Total Solar Eclipse coverage

And there's good news for those who don't find eclipse glasses. A great alternative way to view the eclipse is a pinhole projector, easily made with paper, tape and aluminum foil. It projects an image of the sun that's safe to view - and photograph - since aiming a camera at the sun can destroy it.

Smartphone cameras are less likely to be damaged by a brief photo of the eclipse, NASA says, and Apple says the iPhone will be OK. But NASA warns that a direct glimpse of the sun while taking a smartphone photo could damage your eyes, if you don't have eclipse glasses. And experts say smartphone photos of the eclipse likely won't be very good.

Doctors around the U.S. launched campaigns this summer to warn people that they can damage their eyes staring directly at the sun, even the slimmest sliver of it. They advised people to get special eclipse glasses. The American Astronomical Society put out a list of 15 approved manufacturers.

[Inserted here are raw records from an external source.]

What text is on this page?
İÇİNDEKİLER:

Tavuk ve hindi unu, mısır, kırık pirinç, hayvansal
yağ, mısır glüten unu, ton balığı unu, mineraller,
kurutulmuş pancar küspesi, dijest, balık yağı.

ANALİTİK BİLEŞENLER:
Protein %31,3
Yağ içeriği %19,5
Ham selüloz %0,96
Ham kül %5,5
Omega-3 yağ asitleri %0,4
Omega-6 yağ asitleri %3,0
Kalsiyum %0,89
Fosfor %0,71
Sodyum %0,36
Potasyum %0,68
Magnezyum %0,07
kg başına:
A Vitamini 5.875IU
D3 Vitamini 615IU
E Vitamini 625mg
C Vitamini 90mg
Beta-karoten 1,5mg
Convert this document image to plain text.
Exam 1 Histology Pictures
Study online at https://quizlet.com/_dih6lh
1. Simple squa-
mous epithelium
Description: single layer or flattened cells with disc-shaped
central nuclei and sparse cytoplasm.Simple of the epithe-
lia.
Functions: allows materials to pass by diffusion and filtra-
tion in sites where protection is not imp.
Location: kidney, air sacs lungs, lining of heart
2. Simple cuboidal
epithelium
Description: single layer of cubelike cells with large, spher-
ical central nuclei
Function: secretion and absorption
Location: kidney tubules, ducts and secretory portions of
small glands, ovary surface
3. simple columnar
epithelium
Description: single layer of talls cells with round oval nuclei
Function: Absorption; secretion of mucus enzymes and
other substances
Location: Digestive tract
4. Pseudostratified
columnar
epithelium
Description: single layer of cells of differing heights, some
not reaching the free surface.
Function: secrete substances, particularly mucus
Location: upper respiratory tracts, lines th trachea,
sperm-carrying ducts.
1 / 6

Complicating the rising demand from last-minute shoppers for eclipse glasses was a recent recall by Amazon that forced libraries and health centers around the country to recall glasses they gave away or sold.

One of the approved manufacturers selling the special glasses, American Paper Optics, has sold 45 million pairs over the last two years - 10 million since mid-July, said John Jerit, president of the Memphis-based company.

Among their customers was Vanderbilt University Medical Center, which had to recall 8,000 glasses purchased from an unidentified third-party vendor and given out at a county fair last weekend. The center was offering people the chance to exchange the faulty glasses for new, certified ones from American Paper Optics Friday through Monday.

The Associated Press contributed to this report.